In the dictionary, the word is listed as “elf” or “magic.” However, in actual practice, when the word shows up in text, it is rarely in the context of a woodland spirit, although that is where the word’s etymology begins.
In 1933 Spanish poet and theater director Federico Garcia Lorca gave a lecture in Buenos Aires titled “Play and Theory of the Duende” in which he addressed the fiery spirit behind what makes great performance stir the emotions:
“The duende, then, is a power, not a work. It is a struggle, not a thought. I have heard an old maestro of the guitar say, ”The duende is not in the throat; the duende climbs up inside you, from the soles of the feet.’ Meaning this: it is not a question of ability, but of true, living style, of blood, of the most ancient culture, of spontaneous creation … everything that has black sounds in it, has duende.”
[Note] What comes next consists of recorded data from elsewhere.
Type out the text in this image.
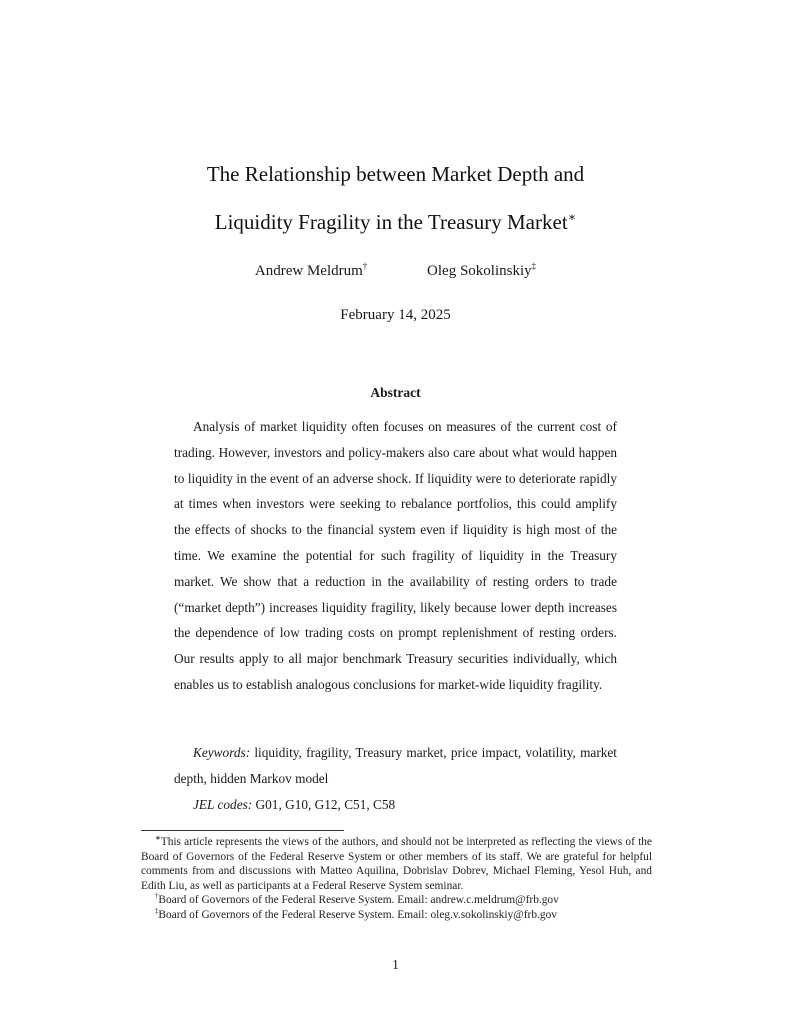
The Relationship between Market Depth and
Liquidity Fragility in the Treasury Market∗
Andrew Meldrum†	Oleg Sokolinskiy‡
February 14, 2025
Abstract

Analysis of market liquidity often focuses on measures of the current cost of trading. However, investors and policy-makers also care about what would happen to liquidity in the event of an adverse shock. If liquidity were to deteriorate rapidly at times when investors were seeking to rebalance portfolios, this could amplify the effects of shocks to the financial system even if liquidity is high most of the time. We examine the potential for such fragility of liquidity in the Treasury market. We show that a reduction in the availability of resting orders to trade (“market depth”) increases liquidity fragility, likely because lower depth increases the dependence of low trading costs on prompt replenishment of resting orders. Our results apply to all major benchmark Treasury securities individually, which enables us to establish analogous conclusions for market-wide liquidity fragility.

Keywords: liquidity, fragility, Treasury market, price impact, volatility, market depth, hidden Markov model

JEL codes: G01, G10, G12, C51, C58

∗This article represents the views of the authors, and should not be interpreted as reflecting the views of the Board of Governors of the Federal Reserve System or other members of its staff. We are grateful for helpful comments from and discussions with Matteo Aquilina, Dobrislav Dobrev, Michael Fleming, Yesol Huh, and Edith Liu, as well as participants at a Federal Reserve System seminar.

†Board of Governors of the Federal Reserve System. Email: andrew.c.meldrum@frb.gov

‡Board of Governors of the Federal Reserve System. Email: oleg.v.sokolinskiy@frb.gov

1
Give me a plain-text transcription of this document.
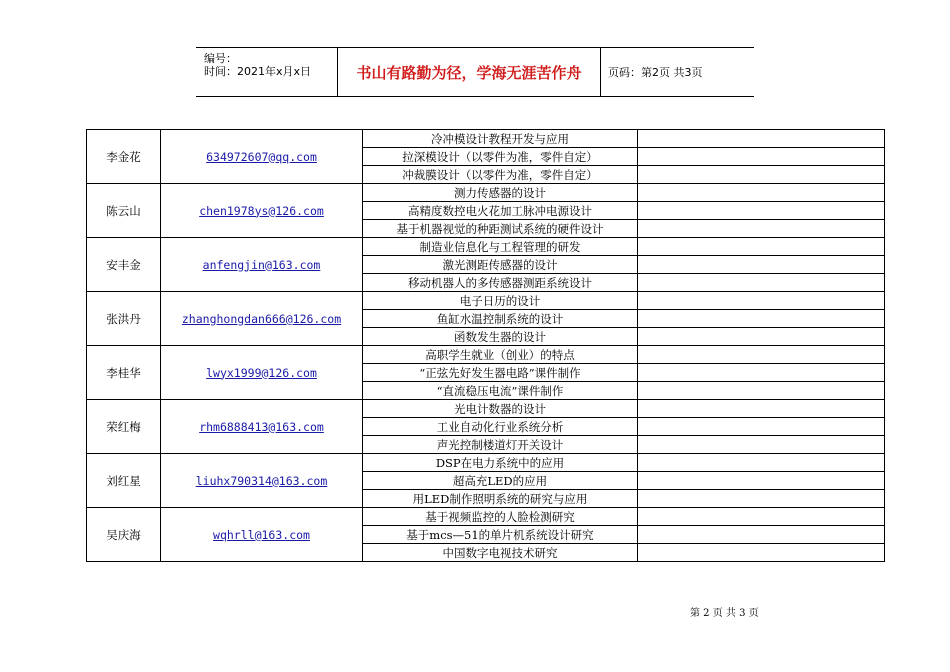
编号：
时间：2021年x月x日	书山有路勤为径，学海无涯苦作舟	页码：第2页 共3页
李金花	634972607@qq.com	冷冲模设计教程开发与应用	
		拉深模设计（以零件为准，零件自定）	
		冲裁膜设计（以零件为准，零件自定）	
陈云山	chen1978ys@126.com	测力传感器的设计	
		高精度数控电火花加工脉冲电源设计	
		基于机器视觉的种距测试系统的硬件设计	
安丰金	anfengjin@163.com	制造业信息化与工程管理的研发	
		激光测距传感器的设计	
		移动机器人的多传感器测距系统设计	
张洪丹	zhanghongdan666@126.com	电子日历的设计	
		鱼缸水温控制系统的设计	
		函数发生器的设计	
李桂华	lwyx1999@126.com	高职学生就业（创业）的特点	
		“正弦先好发生器电路”课件制作	
		“直流稳压电流”课件制作	
荣红梅	rhm6888413@163.com	光电计数器的设计	
		工业自动化行业系统分析	
		声光控制楼道灯开关设计	
刘红星	liuhx790314@163.com	DSP在电力系统中的应用	
		超高充LED的应用	
		用LED制作照明系统的研究与应用	
吴庆海	wqhrll@163.com	基于视频监控的人脸检测研究	
		基于mcs—51的单片机系统设计研究	
		中国数字电视技术研究	
第 2 页 共 3 页
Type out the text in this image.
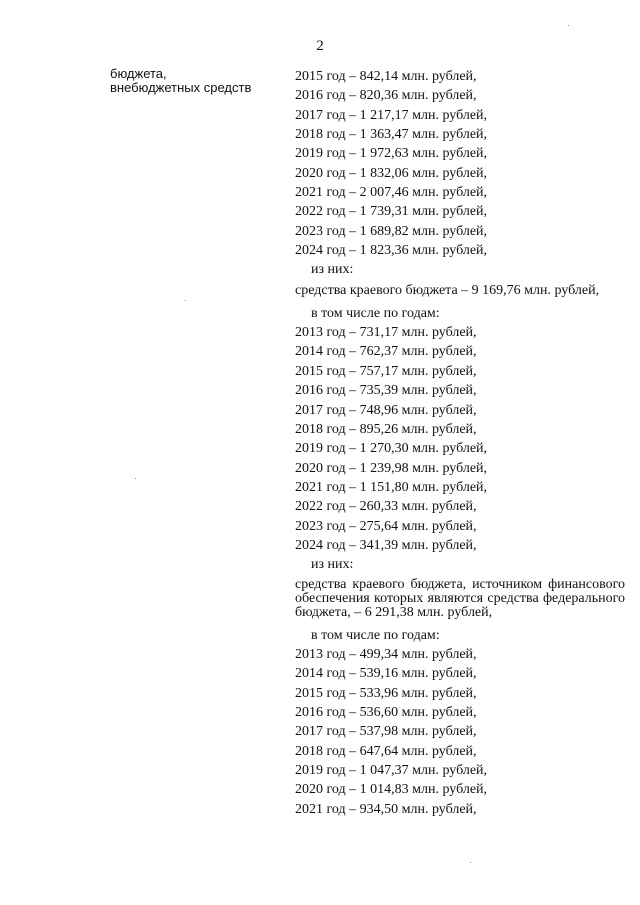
2
бюджета,
внебюджетных средств
2015 год – 842,14 млн. рублей,
2016 год – 820,36 млн. рублей,
2017 год – 1 217,17 млн. рублей,
2018 год – 1 363,47 млн. рублей,
2019 год – 1 972,63 млн. рублей,
2020 год – 1 832,06 млн. рублей,
2021 год – 2 007,46 млн. рублей,
2022 год – 1 739,31 млн. рублей,
2023 год – 1 689,82 млн. рублей,
2024 год – 1 823,36 млн. рублей,
из них:
средства краевого бюджета – 9 169,76 млн. рублей,
в том числе по годам:
2013 год – 731,17 млн. рублей,
2014 год – 762,37 млн. рублей,
2015 год – 757,17 млн. рублей,
2016 год – 735,39 млн. рублей,
2017 год – 748,96 млн. рублей,
2018 год – 895,26 млн. рублей,
2019 год – 1 270,30 млн. рублей,
2020 год – 1 239,98 млн. рублей,
2021 год – 1 151,80 млн. рублей,
2022 год – 260,33 млн. рублей,
2023 год – 275,64 млн. рублей,
2024 год – 341,39 млн. рублей,
из них:
средства краевого бюджета, источником финансового обеспечения которых являются средства федерального бюджета, – 6 291,38 млн. рублей,
в том числе по годам:
2013 год – 499,34 млн. рублей,
2014 год – 539,16 млн. рублей,
2015 год – 533,96 млн. рублей,
2016 год – 536,60 млн. рублей,
2017 год – 537,98 млн. рублей,
2018 год – 647,64 млн. рублей,
2019 год – 1 047,37 млн. рублей,
2020 год – 1 014,83 млн. рублей,
2021 год – 934,50 млн. рублей,
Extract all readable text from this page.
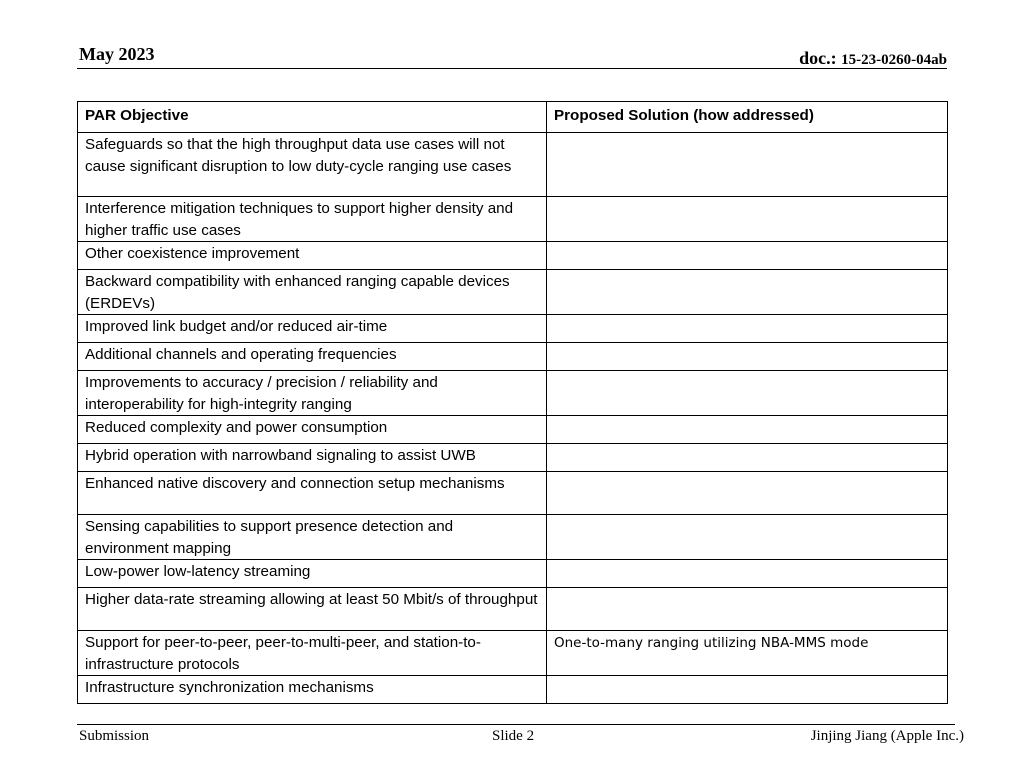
May 2023	doc.: 15-23-0260-04ab
PAR Objective	Proposed Solution (how addressed)
Safeguards so that the high throughput data use cases will not cause significant disruption to low duty-cycle ranging use cases	
Interference mitigation techniques to support higher density and higher traffic use cases	
Other coexistence improvement	
Backward compatibility with enhanced ranging capable devices (ERDEVs)	
Improved link budget and/or reduced air-time	
Additional channels and operating frequencies	
Improvements to accuracy / precision / reliability and interoperability for high-integrity ranging	
Reduced complexity and power consumption	
Hybrid operation with narrowband signaling to assist UWB	
Enhanced native discovery and connection setup mechanisms	
Sensing capabilities to support presence detection and environment mapping	
Low-power low-latency streaming	
Higher data-rate streaming allowing at least 50 Mbit/s of throughput	
Support for peer-to-peer, peer-to-multi-peer, and station-to-infrastructure protocols	One-to-many ranging utilizing NBA-MMS mode
Infrastructure synchronization mechanisms	
Submission	Slide 2	Jinjing Jiang (Apple Inc.)
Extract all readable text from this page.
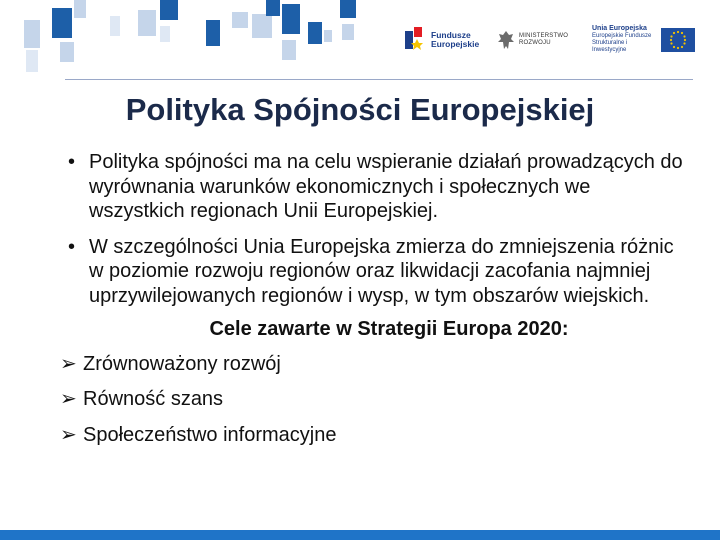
Fundusze
Europejskie
MINISTERSTWO
ROZWOJU
Unia Europejska
Europejskie Fundusze
Strukturalne i Inwestycyjne
Polityka Spójności Europejskiej
• Polityka spójności ma na celu wspieranie działań prowadzących do wyrównania warunków ekonomicznych i społecznych we wszystkich regionach Unii Europejskiej.
• W szczególności Unia Europejska zmierza do zmniejszenia różnic w poziomie rozwoju regionów oraz likwidacji zacofania najmniej uprzywilejowanych regionów i wysp, w tym obszarów wiejskich.
Cele zawarte w Strategii Europa 2020:
➢ Zrównoważony rozwój
➢ Równość szans
➢ Społeczeństwo informacyjne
So, could this quality be translated via the use of a calque as “black sounds?” That doesn’t quite work, although Lorca does use that term in describing the qualities of duende. A meaning for the untranslatable usually ends up being borrowed from the original language and becoming a loan word.
The word “duende” often represents an emotion or response to a selected piece of art. Perhaps this is exactly what makes it so difficult to translate; can you ever really translate a feeling? How would you translate this beautiful, if difficult concept into English?